Hello,
I could reproduce an segfault at my Jessie/testing (on amd64).
Program received signal SIGSEGV, Segmentation fault.
[Switching to Thread 0x7fffd37fe700 (LWP 18338)]
sock_destroy (info=info@entry=0x7fff000001f0,
ShutdownMethod=ShutdownMethod@entry=2) at src/genlib/net/sock.c:95
95 if (info->socket != INVALID_SOCKET) {
(gdb) bt
#0 sock_destroy (info=info@entry=0x7fff000001f0,
ShutdownMethod=ShutdownMethod@entry=2) at src/genlib/net/sock.c:95
#1 0x00007ffff79a8daa in http_CloseHttpGet (Handle=0x7fff00000000) at
src/genlib/net/http/httpreadwrite.c:1456
#2 0x000055555555cb8a in FileBuffer_Read (file=0x7fffcc007020,
buffer=0x7fffc8015710 "\377\330\377", <incomplete sequence \340>, size=16384,
offset=0) at file_buffer.c:238
#3 0x0000555555562d3d in fs_read (path=<optimized out>, buf=<optimized out>,
size=<optimized out>, offset=<optimized out>, fi=<optimized out>) at
fuse_main.c:327
#4 0x00007ffff734d574 in fuse_fs_read_buf (fs=0x555555773100,
path=0x7fffc8000af0 "/AVM FRITZ!Mediaserver/Bilder/Alle
Bilder/FRITZ-Picture.jpg", bufp=0x7fffd37fdca0, size=16384, off=0,
fi=0x7fffd37fdd40) at fuse.c:1829
#5 0x00007ffff734d732 in fuse_lib_read (req=0x7fffc80122c0, ino=22,
size=16384, off=0, fi=0x7fffd37fdd40) at fuse.c:3287
#6 0x00007ffff735608e in do_read (req=<optimized out>, nodeid=<optimized out>,
inarg=<optimized out>) at fuse_lowlevel.c:1232
#7 0x00007ffff7356895 in fuse_ll_process_buf (data=0x555555773290,
buf=0x7fffd37fdf00, ch=<optimized out>) at fuse_lowlevel.c:2441
#8 0x00007ffff7353394 in fuse_do_work (data=0x555555772f10) at
fuse_loop_mt.c:117
#9 0x00007ffff712b0a4 in start_thread (arg=0x7fffd37fe700) at
pthread_create.c:309
#10 0x00007ffff6e5fccd in clone () at
../sysdeps/unix/sysv/linux/x86_64/clone.S:111
(gdb) print *info
Cannot access memory at address 0x7fff000001f0
(gdb) up
#1 0x00007ffff79a8daa in http_CloseHttpGet (Handle=0x7fff00000000) at
src/genlib/net/http/httpreadwrite.c:1456
1456 sock_destroy(&handle->sock_info, SD_BOTH);
(gdb) print *handle
Cannot access memory at address 0x7fff00000000
In my case this happens because function UpnpReadHttpGet gets
as parameter a pointer to a size variable and is set inside.
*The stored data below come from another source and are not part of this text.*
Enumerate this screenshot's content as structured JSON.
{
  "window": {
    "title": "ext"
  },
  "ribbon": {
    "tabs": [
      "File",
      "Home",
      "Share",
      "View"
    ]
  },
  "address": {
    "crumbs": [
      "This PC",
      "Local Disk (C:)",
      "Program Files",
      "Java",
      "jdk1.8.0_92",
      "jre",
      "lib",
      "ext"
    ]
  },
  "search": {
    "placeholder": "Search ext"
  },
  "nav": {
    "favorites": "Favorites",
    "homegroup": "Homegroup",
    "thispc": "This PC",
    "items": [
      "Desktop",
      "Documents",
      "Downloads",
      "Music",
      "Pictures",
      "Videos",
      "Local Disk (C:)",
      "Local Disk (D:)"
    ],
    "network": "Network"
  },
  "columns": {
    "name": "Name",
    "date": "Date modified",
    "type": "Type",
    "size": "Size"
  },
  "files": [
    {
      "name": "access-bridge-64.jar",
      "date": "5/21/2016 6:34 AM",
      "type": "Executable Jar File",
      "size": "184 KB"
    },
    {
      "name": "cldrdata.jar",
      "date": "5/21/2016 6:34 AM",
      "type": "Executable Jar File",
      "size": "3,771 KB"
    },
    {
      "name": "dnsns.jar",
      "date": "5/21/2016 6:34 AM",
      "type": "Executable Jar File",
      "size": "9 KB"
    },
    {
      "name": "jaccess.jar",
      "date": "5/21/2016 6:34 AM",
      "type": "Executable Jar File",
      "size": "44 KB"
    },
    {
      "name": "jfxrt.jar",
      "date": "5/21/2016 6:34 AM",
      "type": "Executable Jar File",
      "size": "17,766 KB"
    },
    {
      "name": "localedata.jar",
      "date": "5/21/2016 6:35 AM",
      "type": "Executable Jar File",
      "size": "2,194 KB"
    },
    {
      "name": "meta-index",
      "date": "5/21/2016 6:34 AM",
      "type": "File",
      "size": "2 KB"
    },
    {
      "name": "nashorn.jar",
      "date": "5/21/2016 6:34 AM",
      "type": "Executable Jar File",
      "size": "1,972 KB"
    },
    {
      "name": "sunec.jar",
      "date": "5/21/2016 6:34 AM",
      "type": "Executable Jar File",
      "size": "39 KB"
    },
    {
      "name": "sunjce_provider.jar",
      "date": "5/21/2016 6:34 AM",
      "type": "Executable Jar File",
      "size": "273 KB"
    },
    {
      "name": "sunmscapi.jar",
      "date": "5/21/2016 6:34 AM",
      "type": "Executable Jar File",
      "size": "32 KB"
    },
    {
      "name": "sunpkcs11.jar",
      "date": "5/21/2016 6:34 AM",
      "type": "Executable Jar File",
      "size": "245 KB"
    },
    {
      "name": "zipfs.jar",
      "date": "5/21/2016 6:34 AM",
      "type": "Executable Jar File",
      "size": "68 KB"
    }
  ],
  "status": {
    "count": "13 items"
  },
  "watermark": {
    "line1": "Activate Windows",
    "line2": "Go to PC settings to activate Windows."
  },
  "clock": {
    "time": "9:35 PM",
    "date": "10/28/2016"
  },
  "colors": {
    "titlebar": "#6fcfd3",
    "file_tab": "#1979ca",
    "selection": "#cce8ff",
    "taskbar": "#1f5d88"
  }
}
Unfortunately this variable of type unsigned int is only 4 bytes.
Inside UpnpReadHttpGet it is written as size_t with 8 bytes.
Therefore the variable handle is corrupted and the later access
to it results in the crash.
When building the djmount package there is already a warning
about this difference shown.
When using size_t instead of unsigned int in declaration of
variable read_size (file_buffer.c:215) the warning is gone and
the crash does not happen when browsing the directory structure
or accessing files.
(See attached patch; excerpts of the gdb session are also attached)
Kind regards,
Bernhard
mkdir /home/bernhard/debian/djmount; cd /home/bernhard/debian/djmount
mkdir djmount; cd djmount
apt-get source djmount
cd djmount-0.71
dpkg-buildpackage
cd ../..
mkdir libfuse2; cd libfuse2
apt-get source libfuse2
cd fuse-2.9.3/
dpkg-buildpackage
cd ../..
mkdir libupnp6; cd libupnp6
apt-get source libupnp6
cd libupnp-1.6.19+git20141001/
dpkg-buildpackage
cd ../..
mkdir /mnt/djmount
LD_LIBRARY_PATH=/home/bernhard/debian/djmount/libfuse2/fuse-2.9.3/lib/.libs:/home/bernhard/debian/djmount/libupnp6/libupnp-1.6.19+git20141001/upnp/.libs/
gdb --args /home/bernhard/debian/djmount/djmount/djmount-0.71/djmount/djmount
-f /mnt/djmount
...
(gdb) run
...
# navigate e.g. in dolphin the mounted structure
...
Program received signal SIGSEGV, Segmentation fault.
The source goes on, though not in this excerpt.